Sakarya Adalet ve Özgürlükler Platformu 541. Hafta açıklamasında Davos’nun zengin bir azınlığın insanlığı her gün daha fazla yoksullaştırdığı küresel kapitalizmin zirvesi olduğuna dikkat çekti. Açıklamada mültecileri mağdur edecek davranışlardan sakınılması çağrısı da yapıldı.
Sakarya Adalet ve Özgürlükler Platformu 541. Hafta açıklamasında Davos Zirvesi’ni, sosyal adaletsizlikleri, Suriye krizini ve başta mültecilik olmak üzere sebep olduğu insani sorunları gündemine aldı. Platform adına Diriliş Saati Dergisi’nden Muhammed Emin Duman’ın okuduğu açıklamada “Küresel kapitalizmin sermayedarları, entelektüelleri ve siyasetçileri Davos'ta toplandı. Davos buluşmasını Siyonizm'in ve küresel kapitalizmin sorunlarına çözüm aradığı gizemli toplantılar olarak nitelendiren İslami ve sol kesime mensup birçok şahsiyetin son yıllarda Davos yollarına düşmesini çok manidar buluyoruz… Uluslararası yardım kuruluşu Oxfam'ın raporuna göre dünyanın en zengin 62 kişisinin serveti dünya nüfusunun yarısı olan 3,6 milyar insanın toplam servetine denk geliyor.

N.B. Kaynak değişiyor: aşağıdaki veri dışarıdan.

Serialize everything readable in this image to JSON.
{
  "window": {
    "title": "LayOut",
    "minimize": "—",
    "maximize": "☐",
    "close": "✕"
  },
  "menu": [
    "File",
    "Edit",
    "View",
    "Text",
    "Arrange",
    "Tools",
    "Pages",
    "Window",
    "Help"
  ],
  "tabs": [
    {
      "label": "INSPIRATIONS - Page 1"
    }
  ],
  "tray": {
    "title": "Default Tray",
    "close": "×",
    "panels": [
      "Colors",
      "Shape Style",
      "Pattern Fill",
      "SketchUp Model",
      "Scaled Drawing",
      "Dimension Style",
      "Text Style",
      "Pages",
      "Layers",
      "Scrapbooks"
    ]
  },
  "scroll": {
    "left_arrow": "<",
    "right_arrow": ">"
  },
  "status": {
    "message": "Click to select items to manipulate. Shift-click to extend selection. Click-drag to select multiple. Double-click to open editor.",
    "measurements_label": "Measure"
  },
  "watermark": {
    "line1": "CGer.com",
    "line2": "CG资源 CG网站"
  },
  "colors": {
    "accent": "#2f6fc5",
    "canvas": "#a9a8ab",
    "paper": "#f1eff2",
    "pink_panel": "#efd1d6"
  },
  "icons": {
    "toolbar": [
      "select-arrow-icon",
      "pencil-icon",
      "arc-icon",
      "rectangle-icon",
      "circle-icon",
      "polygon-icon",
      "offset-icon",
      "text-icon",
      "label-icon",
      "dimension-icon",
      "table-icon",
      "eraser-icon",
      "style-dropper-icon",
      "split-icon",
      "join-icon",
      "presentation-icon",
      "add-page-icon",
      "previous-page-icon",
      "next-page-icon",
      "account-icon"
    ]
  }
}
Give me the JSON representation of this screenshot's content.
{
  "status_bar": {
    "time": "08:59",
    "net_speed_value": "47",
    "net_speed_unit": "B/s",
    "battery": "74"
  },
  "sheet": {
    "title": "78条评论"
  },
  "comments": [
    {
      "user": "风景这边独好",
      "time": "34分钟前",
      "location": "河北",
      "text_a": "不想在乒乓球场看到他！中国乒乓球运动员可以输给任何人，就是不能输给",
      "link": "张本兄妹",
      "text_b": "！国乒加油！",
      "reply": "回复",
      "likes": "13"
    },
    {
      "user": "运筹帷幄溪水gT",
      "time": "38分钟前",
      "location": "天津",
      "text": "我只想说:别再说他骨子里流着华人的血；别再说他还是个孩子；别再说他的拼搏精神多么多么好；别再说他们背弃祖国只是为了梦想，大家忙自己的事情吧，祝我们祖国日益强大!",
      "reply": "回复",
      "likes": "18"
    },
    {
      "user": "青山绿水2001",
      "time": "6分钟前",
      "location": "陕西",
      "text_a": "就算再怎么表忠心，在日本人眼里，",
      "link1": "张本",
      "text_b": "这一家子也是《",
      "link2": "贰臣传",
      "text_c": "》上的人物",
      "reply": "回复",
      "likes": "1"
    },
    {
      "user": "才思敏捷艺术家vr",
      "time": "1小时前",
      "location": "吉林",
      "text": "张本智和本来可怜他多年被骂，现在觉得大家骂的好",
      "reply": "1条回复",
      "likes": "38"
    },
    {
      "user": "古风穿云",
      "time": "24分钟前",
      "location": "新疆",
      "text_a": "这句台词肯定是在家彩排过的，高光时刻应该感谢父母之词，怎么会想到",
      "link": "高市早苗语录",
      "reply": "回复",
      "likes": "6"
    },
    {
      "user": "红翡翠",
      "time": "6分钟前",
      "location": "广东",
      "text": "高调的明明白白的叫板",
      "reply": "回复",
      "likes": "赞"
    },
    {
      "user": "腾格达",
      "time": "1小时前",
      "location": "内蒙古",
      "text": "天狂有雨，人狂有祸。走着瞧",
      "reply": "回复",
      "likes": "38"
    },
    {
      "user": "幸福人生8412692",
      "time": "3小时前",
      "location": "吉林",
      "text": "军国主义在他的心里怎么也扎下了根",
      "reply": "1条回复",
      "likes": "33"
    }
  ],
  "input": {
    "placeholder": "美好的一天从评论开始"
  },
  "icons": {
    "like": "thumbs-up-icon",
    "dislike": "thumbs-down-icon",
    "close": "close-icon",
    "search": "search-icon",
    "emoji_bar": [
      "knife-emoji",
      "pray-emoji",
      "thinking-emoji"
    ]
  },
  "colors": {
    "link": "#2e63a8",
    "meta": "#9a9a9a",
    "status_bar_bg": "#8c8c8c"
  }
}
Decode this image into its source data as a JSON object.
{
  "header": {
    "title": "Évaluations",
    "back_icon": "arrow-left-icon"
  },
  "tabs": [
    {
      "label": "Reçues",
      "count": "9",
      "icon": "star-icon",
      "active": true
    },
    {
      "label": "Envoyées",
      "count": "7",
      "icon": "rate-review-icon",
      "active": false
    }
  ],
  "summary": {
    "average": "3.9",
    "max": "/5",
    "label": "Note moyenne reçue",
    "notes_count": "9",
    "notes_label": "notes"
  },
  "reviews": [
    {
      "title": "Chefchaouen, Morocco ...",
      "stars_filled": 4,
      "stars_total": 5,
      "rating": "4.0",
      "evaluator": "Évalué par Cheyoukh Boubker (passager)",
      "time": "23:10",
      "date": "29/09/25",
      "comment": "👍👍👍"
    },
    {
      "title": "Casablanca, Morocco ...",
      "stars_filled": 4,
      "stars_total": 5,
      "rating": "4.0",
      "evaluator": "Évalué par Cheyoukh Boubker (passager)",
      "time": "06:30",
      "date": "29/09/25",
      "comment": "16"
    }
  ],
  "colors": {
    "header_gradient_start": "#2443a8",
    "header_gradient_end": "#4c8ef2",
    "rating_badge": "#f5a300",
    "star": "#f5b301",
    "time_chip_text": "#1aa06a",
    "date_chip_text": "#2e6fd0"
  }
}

Dünyada gelir dağılımının ne denli adaletsiz olduğu bu rakamlarla bir kez daha ortaya çıkıyor. Küresel kapitalizmin insanlığı getirdiği nokta açıkça ortadadır. Küresel kapitalizm ile yüzleşmeden kalkınma edebiyatı yapan siyasetçilerimiz ve aydınlarımızın nasıl bir yanılgı içinde oldukları da aşikar.” ifadeleriyle, uygulanan ekonomi politikaları eleştirildi.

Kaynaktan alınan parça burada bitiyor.